In Paper Cut, the object depicted is a stationary, open book. The texture wrought by the image of the cut paper draws our eye down into the blank page—down into the book—and in that very movement we are asked to consider the book’s contents. Why is the book seeking our attention; or, more accurately, why is Patiniott stressing this relationship between the gazer and the book? We understand, somehow, that the book, absorbing our attention, understands us better than we could ever understand what the book offers up to us; and in that tension, anxiety—the particular anxiety of creation—springs.
Different facets of this anxiety are portrayed in Dialogue and Bic Smile. In Dialogue we see two hands; text—not on the page, but adorning the hands—and a notebook. One hand seems to be writing; but the activity is hidden by the other hand, which covers it. The covering arm is darker—one could say, more substantial—than the other, writing hand. We must ask ourselves, since the activity of writing is suggested rather than made explicit: are these two real, physical hands? Do the hands belong to the same person? Or is only one hand imaginary? And if so, which one? Which one strives to tell? Which one seeks to obscure? And, if so, obscure from whom? Itself? The reader/gazer? This is the only piece in the series where we see direct engagement in writing (writing is depicted in Bic Smile, too, but differently). Here we witness the anxiety of writing, of inscription: the vulnerability and clumsiness suggested by the attempt to hide one hand from another, one intention from another. In the frenetic energy of the act, the text has somehow displaced itself, spreading from the book onto the arms. Or does the text originate from the arms, and make its way down onto the page? This is not clear, nor is it meant to be.
Finally, in Bic Smile, we see a writer herself. Patiniott’s writer stares somnolently at us, one half of her face deadened as if from a coma; she holds a pen up to her mouth, which is faintly smiling; there is ink staining the corners of her mouth. With her eyes and her subtle beckoning hand gesture, she invites us to witness what has happened—or what is in the process of happening. There is a certain shamelessness about her gaze, which is blatantly sexual—and at the same time there is bashfulness, timidity, bewilderment.

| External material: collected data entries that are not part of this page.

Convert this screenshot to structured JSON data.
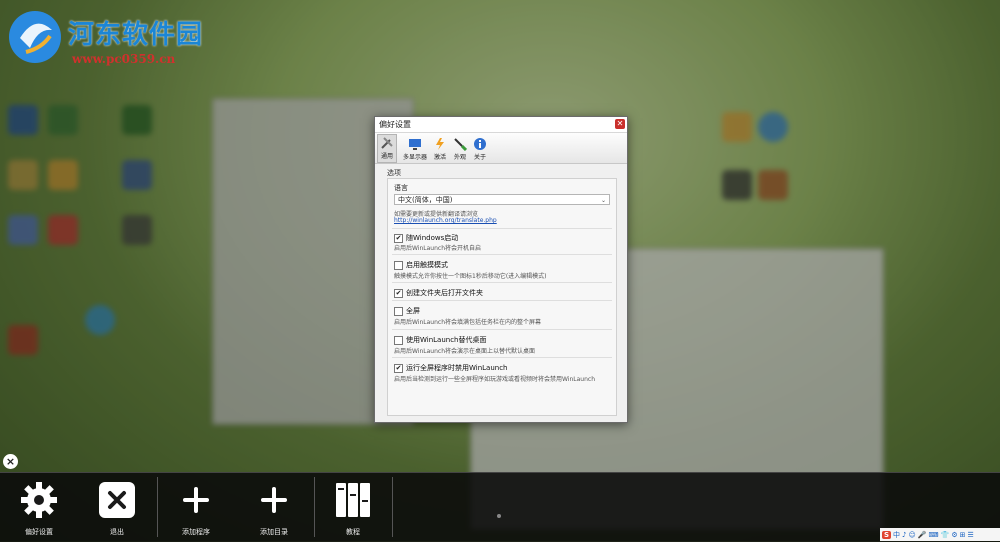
{
  "watermark": {
    "title": "河东软件园",
    "url": "www.pc0359.cn"
  },
  "dialog": {
    "title": "偏好设置",
    "close_icon": "close-icon",
    "toolbar": [
      {
        "label": "通用",
        "icon": "general-tools-icon",
        "active": true
      },
      {
        "label": "多显示器",
        "icon": "monitor-icon",
        "active": false
      },
      {
        "label": "激活",
        "icon": "activate-icon",
        "active": false
      },
      {
        "label": "外观",
        "icon": "appearance-brush-icon",
        "active": false
      },
      {
        "label": "关于",
        "icon": "info-icon",
        "active": false
      }
    ],
    "section_title": "选项",
    "language_label": "语言",
    "language_value": "中文(简体，中国)",
    "language_hint": "如需要更新或提供新翻译请浏览",
    "language_link": "http://winlaunch.org/translate.php",
    "options": [
      {
        "label": "随Windows启动",
        "desc": "启用后WinLaunch将会开机自启",
        "checked": true
      },
      {
        "label": "启用触摸模式",
        "desc": "触摸模式允许你按住一个图标1秒后移动它(进入编辑模式)",
        "checked": false
      },
      {
        "label": "创建文件夹后打开文件夹",
        "desc": "",
        "checked": true
      },
      {
        "label": "全屏",
        "desc": "启用后WinLaunch将会填满包括任务栏在内的整个屏幕",
        "checked": false
      },
      {
        "label": "使用WinLaunch替代桌面",
        "desc": "启用后WinLaunch将会演示在桌面上以替代默认桌面",
        "checked": false
      },
      {
        "label": "运行全屏程序时禁用WinLaunch",
        "desc": "启用后当检测到运行一些全屏程序如玩游戏或看视频时将会禁用WinLaunch",
        "checked": true
      }
    ]
  },
  "launchbar": {
    "items": [
      {
        "label": "偏好设置",
        "icon": "gear-icon"
      },
      {
        "label": "退出",
        "icon": "exit-x-icon"
      },
      {
        "label": "添加程序",
        "icon": "plus-icon"
      },
      {
        "label": "添加目录",
        "icon": "plus-icon"
      },
      {
        "label": "教程",
        "icon": "books-icon"
      }
    ]
  },
  "tray": {
    "items": [
      "S",
      "中",
      "♪",
      "☺",
      "🎤",
      "⌨",
      "👕",
      "⚙",
      "⊞",
      "☰"
    ]
  },
  "colors": {
    "brand_blue": "#1b86d6",
    "brand_red": "#d0312d",
    "close_red": "#c9302c",
    "bar_bg": "#0a0a0a"
  }
}
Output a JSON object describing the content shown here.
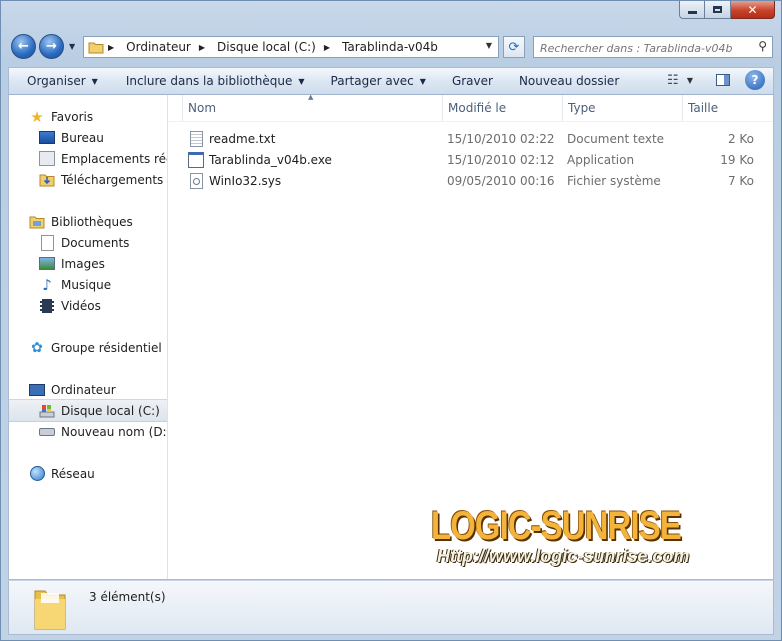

The hand to her mouth, the biting of the pen in general could be a sign of shyness. It is both: a drawing in, and a deflection. As in Dialogue, we are watching a creation in progress: and, as in Dialogue, there is a longing to be hidden and revealed simultaneously.
There is the mystery of the blank page, and there is the attempt of human beings to wrest knowledge from it. These are portraits of that experience.